O novo órgão municipla, sem poder político, que vai substituir o Instituto para os Assuntos Cívicos e Municipais (IACM), será constituído por um Conselho de Administração e por um Conselho Consultivo Municipal. Este conselho consultivo terá um máximo de 25 membros, sendo o presidente e vice-presidente eleitos pelos membros.

Chan Chak Mo, presidente da segunda comissão permanente, que analisa na especialidade a proposta de lei para a Criação do Instituto para os Assuntos Municipais (IAM), diz que o Governo aceita candidatos ao conselho consultivo, mas a matéria não vai ser regulada.

Ou seja, a lei vai ser omissa em relação a candidaturas para o Conselho Consultivo Municipal. Isto porque, alega o Executivo, se se definir um número de vagas, pode não haver candidatos suficientes.

Perante este cenário, os deputados querem saber como vai haver garantias de que as candidaturas ao conselho consultivo vão ser aceites.

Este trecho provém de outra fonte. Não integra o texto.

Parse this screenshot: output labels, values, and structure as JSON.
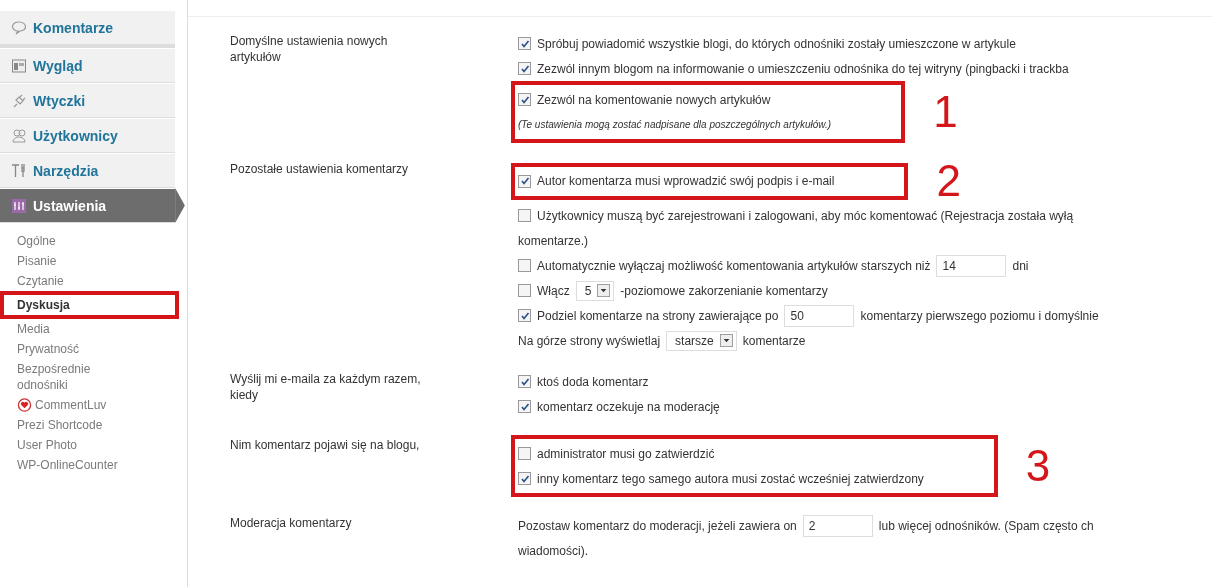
{
  "sidebar": {
    "menu": [
      {
        "label": "Komentarze",
        "kind": "comments",
        "selected": false
      },
      {
        "label": "Wygląd",
        "kind": "appearance",
        "selected": false
      },
      {
        "label": "Wtyczki",
        "kind": "plugins",
        "selected": false
      },
      {
        "label": "Użytkownicy",
        "kind": "users",
        "selected": false
      },
      {
        "label": "Narzędzia",
        "kind": "tools",
        "selected": false
      },
      {
        "label": "Ustawienia",
        "kind": "settings",
        "selected": true
      }
    ],
    "submenu": [
      {
        "label": "Ogólne",
        "selected": false
      },
      {
        "label": "Pisanie",
        "selected": false
      },
      {
        "label": "Czytanie",
        "selected": false
      },
      {
        "label": "Dyskusja",
        "selected": true,
        "marked": true
      },
      {
        "label": "Media",
        "selected": false
      },
      {
        "label": "Prywatność",
        "selected": false
      },
      {
        "label": "Bezpośrednie odnośniki",
        "selected": false
      },
      {
        "label": "CommentLuv",
        "selected": false,
        "kind": "plugin"
      },
      {
        "label": "Prezi Shortcode",
        "selected": false
      },
      {
        "label": "User Photo",
        "selected": false
      },
      {
        "label": "WP-OnlineCounter",
        "selected": false
      }
    ]
  },
  "sections": [
    {
      "label": "Domyślne ustawienia nowych artykułów",
      "groups": [
        {
          "rows": [
            {
              "kind": "checkbox",
              "checked": true,
              "parts": [
                {
                  "kind": "text",
                  "text": "Spróbuj powiadomić wszystkie blogi, do których odnośniki zostały umieszczone w artykule"
                }
              ]
            },
            {
              "kind": "checkbox",
              "checked": true,
              "parts": [
                {
                  "kind": "text",
                  "text": "Zezwól innym blogom na informowanie o umieszczeniu odnośnika do tej witryny (pingbacki i trackba"
                }
              ]
            }
          ]
        },
        {
          "marker": "1",
          "rows": [
            {
              "kind": "checkbox",
              "checked": true,
              "parts": [
                {
                  "kind": "text",
                  "text": "Zezwól na komentowanie nowych artykułów"
                }
              ]
            },
            {
              "kind": "note",
              "parts": [
                {
                  "kind": "text",
                  "text": "(Te ustawienia mogą zostać nadpisane dla poszczególnych artykułów.)"
                }
              ]
            }
          ]
        }
      ]
    },
    {
      "label": "Pozostałe ustawienia komentarzy",
      "groups": [
        {
          "marker": "2",
          "rows": [
            {
              "kind": "checkbox",
              "checked": true,
              "parts": [
                {
                  "kind": "text",
                  "text": "Autor komentarza musi wprowadzić swój podpis i e-mail"
                }
              ]
            }
          ]
        },
        {
          "rows": [
            {
              "kind": "checkbox",
              "checked": false,
              "parts": [
                {
                  "kind": "text",
                  "text": "Użytkownicy muszą być zarejestrowani i zalogowani, aby móc komentować (Rejestracja została wyłą"
                }
              ]
            },
            {
              "kind": "plain",
              "parts": [
                {
                  "kind": "text",
                  "text": "komentarze.)"
                }
              ]
            },
            {
              "kind": "checkbox",
              "checked": false,
              "parts": [
                {
                  "kind": "text",
                  "text": "Automatycznie wyłączaj możliwość komentowania artykułów starszych niż"
                },
                {
                  "kind": "input",
                  "value": "14"
                },
                {
                  "kind": "text",
                  "text": "dni"
                }
              ]
            },
            {
              "kind": "checkbox",
              "checked": false,
              "parts": [
                {
                  "kind": "text",
                  "text": "Włącz"
                },
                {
                  "kind": "select",
                  "value": "5"
                },
                {
                  "kind": "text",
                  "text": "-poziomowe zakorzenianie komentarzy"
                }
              ]
            },
            {
              "kind": "checkbox",
              "checked": true,
              "parts": [
                {
                  "kind": "text",
                  "text": "Podziel komentarze na strony zawierające po"
                },
                {
                  "kind": "input",
                  "value": "50"
                },
                {
                  "kind": "text",
                  "text": "komentarzy pierwszego poziomu i domyślnie"
                }
              ]
            },
            {
              "kind": "plain",
              "parts": [
                {
                  "kind": "text",
                  "text": "Na górze strony wyświetlaj"
                },
                {
                  "kind": "select",
                  "value": "starsze"
                },
                {
                  "kind": "text",
                  "text": "komentarze"
                }
              ]
            }
          ]
        }
      ]
    },
    {
      "label": "Wyślij mi e-maila za każdym razem, kiedy",
      "groups": [
        {
          "rows": [
            {
              "kind": "checkbox",
              "checked": true,
              "parts": [
                {
                  "kind": "text",
                  "text": "ktoś doda komentarz"
                }
              ]
            },
            {
              "kind": "checkbox",
              "checked": true,
              "parts": [
                {
                  "kind": "text",
                  "text": "komentarz oczekuje na moderację"
                }
              ]
            }
          ]
        }
      ]
    },
    {
      "label": "Nim komentarz pojawi się na blogu,",
      "groups": [
        {
          "marker": "3",
          "rows": [
            {
              "kind": "checkbox",
              "checked": false,
              "parts": [
                {
                  "kind": "text",
                  "text": "administrator musi go zatwierdzić"
                }
              ]
            },
            {
              "kind": "checkbox",
              "checked": true,
              "parts": [
                {
                  "kind": "text",
                  "text": "inny komentarz tego samego autora musi zostać wcześniej zatwierdzony"
                }
              ]
            }
          ]
        }
      ]
    },
    {
      "label": "Moderacja komentarzy",
      "groups": [
        {
          "rows": [
            {
              "kind": "plain",
              "parts": [
                {
                  "kind": "text",
                  "text": "Pozostaw komentarz do moderacji, jeżeli zawiera on"
                },
                {
                  "kind": "input",
                  "value": "2"
                },
                {
                  "kind": "text",
                  "text": "lub więcej odnośników. (Spam często ch"
                }
              ]
            },
            {
              "kind": "plain",
              "parts": [
                {
                  "kind": "text",
                  "text": "wiadomości)."
                }
              ]
            }
          ]
        }
      ]
    }
  ]
}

A questão será colocada ao Governo numa reunião que, de acordo com Chan Chak Mo, deverá ter lugar na próxima semana.

Os deputados questionam ainda a duração dos mandatos do cnselho consultivo, com alguns a defenderem um limite de seis anos. Mas o Governo diz que vai manter a duração máxima de três anos, renovável, para “ter mais flexibilidade”, adiantou Chan Chak Mo.

Outra questão abordada foi a transição dos funcionários do IACM para o Instituto para os Assuntos Municipais.
Em causa está uma “transição suave” e o objectivo de “não afectar as regalias do pessoal”, que é actualmente abrangido pelos estatuto do IACM e estatuto dos Trabalhadores da Administração Pública (ETAPM).

“Na primeira fase, o Governo vai criar um novo estatuto para o pessoal do IAM, e na segunda fase irá haver uma conexão com o regime geral do ETAPM, bem como atender às necessidades do pessoal. Se calhar esta lei não consegue resolver tudo, mas no futuro, passo a passo, vai conseguir resolver a questão do pessoal”, afirmou Chan Chak Mo.

Os deputados receberam o novo texto de trabalho do Governo para a criação do Instituto para os Assuntos Municipais na sexta-feira passada.

Depois deste documento de cerca de 30 páginas com alterações, já não vai haver mais reuniões técnicas.

Segue-se a reunião da próxima semana com o Governo.
Os deputados querem assinar o parecer sobre a proposta de lei ainda na actual sessão legislativa.